Come ogni stagione ha la sua ricchezza di colori, di armonie e di bellezza, così sono convinto che avvenga nelle “stagioni” della fede.
Soltanto chi è vissuto a lungo si accorge delle primavere o degli autunni della fede. Il passaggio dall’estate all’inverno avviene in maniera lenta e graduale, per cui neanche ti accorgi delle mutazioni, ma alla distanza di mesi avverti che il paesaggio è profondamente mutato.
Una decina di anni fa s’imponeva all’attenzione del mondo cristiano la “teologia della liberazione”. Questo movimento di pensiero si è sviluppato in maniera sorprendente e rigogliosa tra le comunità cristiane del Centro America. Questa riflessione culturale, che ben presto lievitò anche la sensibilità sociale e cominciò ad aggredire anche la politica, si fondava sulla tesi che il messaggio cristiano aveva come compito principale quello di liberazione dell’uomo dai condizionamenti, dai soprusi dei governi e delle classi dominanti che avevano ridotto alla miseria e a condizioni servili i loro popoli.
Ben presto questo movimento di pensiero non solamente si diffuse tra il popolo e i sacerdoti delle parrocchie, ma coinvolse anche l’episcopato del Centro America.
La gerarchia è intervenuta ridimensionando questa posizione teologica. Il Cristianesimo è una risposta alla vita nella sua globalità, ridurlo ad un movimento di promozione sociale è certamente impoverirlo. Resta però il fatto che la libertà dalla miseria e dai condizionamenti politici per poter esprimere le proprie idee e poter incidere sulla vita sociale, fa parte delle legittime attese dell’uomo.
Questa mattina, la presa di posizione di Gesù, che fa proprie le affermazioni del profeta Isaia (“Il Signore mi ha mandato ad annunziare ai poveri il lieto messaggio, per proclamare ai prigionieri la liberazione e ai ciechi la vista, per rimettere in libertà gli oppressi e predicare un anno di grazia”) mi ha riportato alla teologia della liberazione.
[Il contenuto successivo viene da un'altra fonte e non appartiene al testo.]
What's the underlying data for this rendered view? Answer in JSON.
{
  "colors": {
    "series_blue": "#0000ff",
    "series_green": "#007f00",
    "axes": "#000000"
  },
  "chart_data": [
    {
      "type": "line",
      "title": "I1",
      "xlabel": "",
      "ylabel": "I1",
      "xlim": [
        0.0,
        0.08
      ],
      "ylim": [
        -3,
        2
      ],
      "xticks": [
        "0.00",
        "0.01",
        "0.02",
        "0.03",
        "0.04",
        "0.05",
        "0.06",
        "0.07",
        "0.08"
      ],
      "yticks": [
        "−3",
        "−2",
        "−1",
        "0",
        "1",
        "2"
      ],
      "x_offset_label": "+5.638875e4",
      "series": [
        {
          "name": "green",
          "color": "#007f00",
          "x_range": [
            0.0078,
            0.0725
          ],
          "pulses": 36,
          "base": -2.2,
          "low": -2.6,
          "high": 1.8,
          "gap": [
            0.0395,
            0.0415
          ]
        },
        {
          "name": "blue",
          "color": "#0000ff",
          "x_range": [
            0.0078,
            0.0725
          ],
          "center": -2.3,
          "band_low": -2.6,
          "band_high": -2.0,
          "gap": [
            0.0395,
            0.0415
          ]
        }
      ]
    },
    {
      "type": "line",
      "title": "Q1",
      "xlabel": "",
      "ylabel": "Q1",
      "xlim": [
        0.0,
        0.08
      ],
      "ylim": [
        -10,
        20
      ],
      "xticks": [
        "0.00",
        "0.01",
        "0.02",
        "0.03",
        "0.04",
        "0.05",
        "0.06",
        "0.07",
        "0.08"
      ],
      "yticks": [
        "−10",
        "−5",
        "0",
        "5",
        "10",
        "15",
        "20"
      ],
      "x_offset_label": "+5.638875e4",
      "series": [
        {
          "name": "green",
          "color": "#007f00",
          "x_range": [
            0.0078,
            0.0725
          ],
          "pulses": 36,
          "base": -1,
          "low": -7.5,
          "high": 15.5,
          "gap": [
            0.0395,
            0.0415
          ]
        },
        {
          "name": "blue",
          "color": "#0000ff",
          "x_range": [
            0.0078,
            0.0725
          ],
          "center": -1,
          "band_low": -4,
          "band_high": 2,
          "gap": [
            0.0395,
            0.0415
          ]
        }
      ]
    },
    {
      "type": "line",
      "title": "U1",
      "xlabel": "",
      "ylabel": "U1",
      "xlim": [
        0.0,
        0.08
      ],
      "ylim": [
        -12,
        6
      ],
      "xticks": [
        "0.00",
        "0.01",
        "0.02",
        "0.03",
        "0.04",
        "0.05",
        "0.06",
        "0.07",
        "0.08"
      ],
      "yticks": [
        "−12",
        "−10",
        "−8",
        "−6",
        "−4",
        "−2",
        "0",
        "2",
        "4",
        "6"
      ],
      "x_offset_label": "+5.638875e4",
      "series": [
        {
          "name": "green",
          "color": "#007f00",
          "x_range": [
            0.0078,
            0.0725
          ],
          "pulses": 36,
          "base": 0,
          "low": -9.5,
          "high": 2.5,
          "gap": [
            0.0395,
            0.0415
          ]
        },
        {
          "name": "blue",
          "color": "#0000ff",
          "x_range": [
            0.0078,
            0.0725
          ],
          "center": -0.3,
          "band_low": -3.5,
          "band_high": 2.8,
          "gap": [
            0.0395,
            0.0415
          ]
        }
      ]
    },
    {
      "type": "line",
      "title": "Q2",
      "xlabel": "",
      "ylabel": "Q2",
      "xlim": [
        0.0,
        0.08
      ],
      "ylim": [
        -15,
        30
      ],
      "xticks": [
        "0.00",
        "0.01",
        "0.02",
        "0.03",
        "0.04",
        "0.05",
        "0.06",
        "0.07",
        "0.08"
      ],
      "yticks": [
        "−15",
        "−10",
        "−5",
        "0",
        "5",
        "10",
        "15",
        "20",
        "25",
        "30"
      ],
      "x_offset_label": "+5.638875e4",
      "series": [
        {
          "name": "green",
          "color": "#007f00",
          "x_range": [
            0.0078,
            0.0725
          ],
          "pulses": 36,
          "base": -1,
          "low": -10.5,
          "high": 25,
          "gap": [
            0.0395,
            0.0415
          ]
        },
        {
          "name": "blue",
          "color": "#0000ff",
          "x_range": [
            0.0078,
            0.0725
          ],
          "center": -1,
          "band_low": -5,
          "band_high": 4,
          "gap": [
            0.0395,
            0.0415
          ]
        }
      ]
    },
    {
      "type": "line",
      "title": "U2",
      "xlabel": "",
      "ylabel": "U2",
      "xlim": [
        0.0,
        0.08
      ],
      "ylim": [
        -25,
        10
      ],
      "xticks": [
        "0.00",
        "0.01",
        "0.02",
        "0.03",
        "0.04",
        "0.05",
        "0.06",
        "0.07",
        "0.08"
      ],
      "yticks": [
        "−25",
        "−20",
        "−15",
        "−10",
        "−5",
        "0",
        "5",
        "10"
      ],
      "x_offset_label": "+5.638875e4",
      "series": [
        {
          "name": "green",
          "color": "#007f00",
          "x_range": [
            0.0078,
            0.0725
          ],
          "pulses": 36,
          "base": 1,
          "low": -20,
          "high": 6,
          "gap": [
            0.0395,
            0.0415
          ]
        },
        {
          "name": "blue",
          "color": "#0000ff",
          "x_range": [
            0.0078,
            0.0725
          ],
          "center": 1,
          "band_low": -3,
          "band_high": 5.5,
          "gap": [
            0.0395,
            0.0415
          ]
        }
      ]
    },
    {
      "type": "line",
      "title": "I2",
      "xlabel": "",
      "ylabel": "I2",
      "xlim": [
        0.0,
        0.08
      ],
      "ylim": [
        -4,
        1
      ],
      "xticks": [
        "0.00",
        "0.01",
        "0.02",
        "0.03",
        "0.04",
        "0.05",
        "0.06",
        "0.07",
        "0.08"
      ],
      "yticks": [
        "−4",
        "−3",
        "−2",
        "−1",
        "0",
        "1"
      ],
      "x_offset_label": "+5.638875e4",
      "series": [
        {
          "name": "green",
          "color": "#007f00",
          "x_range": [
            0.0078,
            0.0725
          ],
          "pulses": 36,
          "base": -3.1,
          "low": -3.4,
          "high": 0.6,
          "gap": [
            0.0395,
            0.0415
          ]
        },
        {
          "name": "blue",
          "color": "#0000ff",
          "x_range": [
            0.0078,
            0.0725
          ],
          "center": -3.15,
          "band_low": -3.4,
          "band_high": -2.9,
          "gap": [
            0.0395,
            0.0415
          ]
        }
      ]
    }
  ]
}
Mentre le leggevo, mi è parso che queste parole siano proprie di una nuova primavera della fede e siano indicative di un’altra stagione di cui tutti dobbiamo tener conto.
Oggi l’impegno per “liberare l’uomo” dovrebbe essere un mandato del quale ognuno si senta investito, se vogliamo vivere coerentemente la stagione del nostro tempo.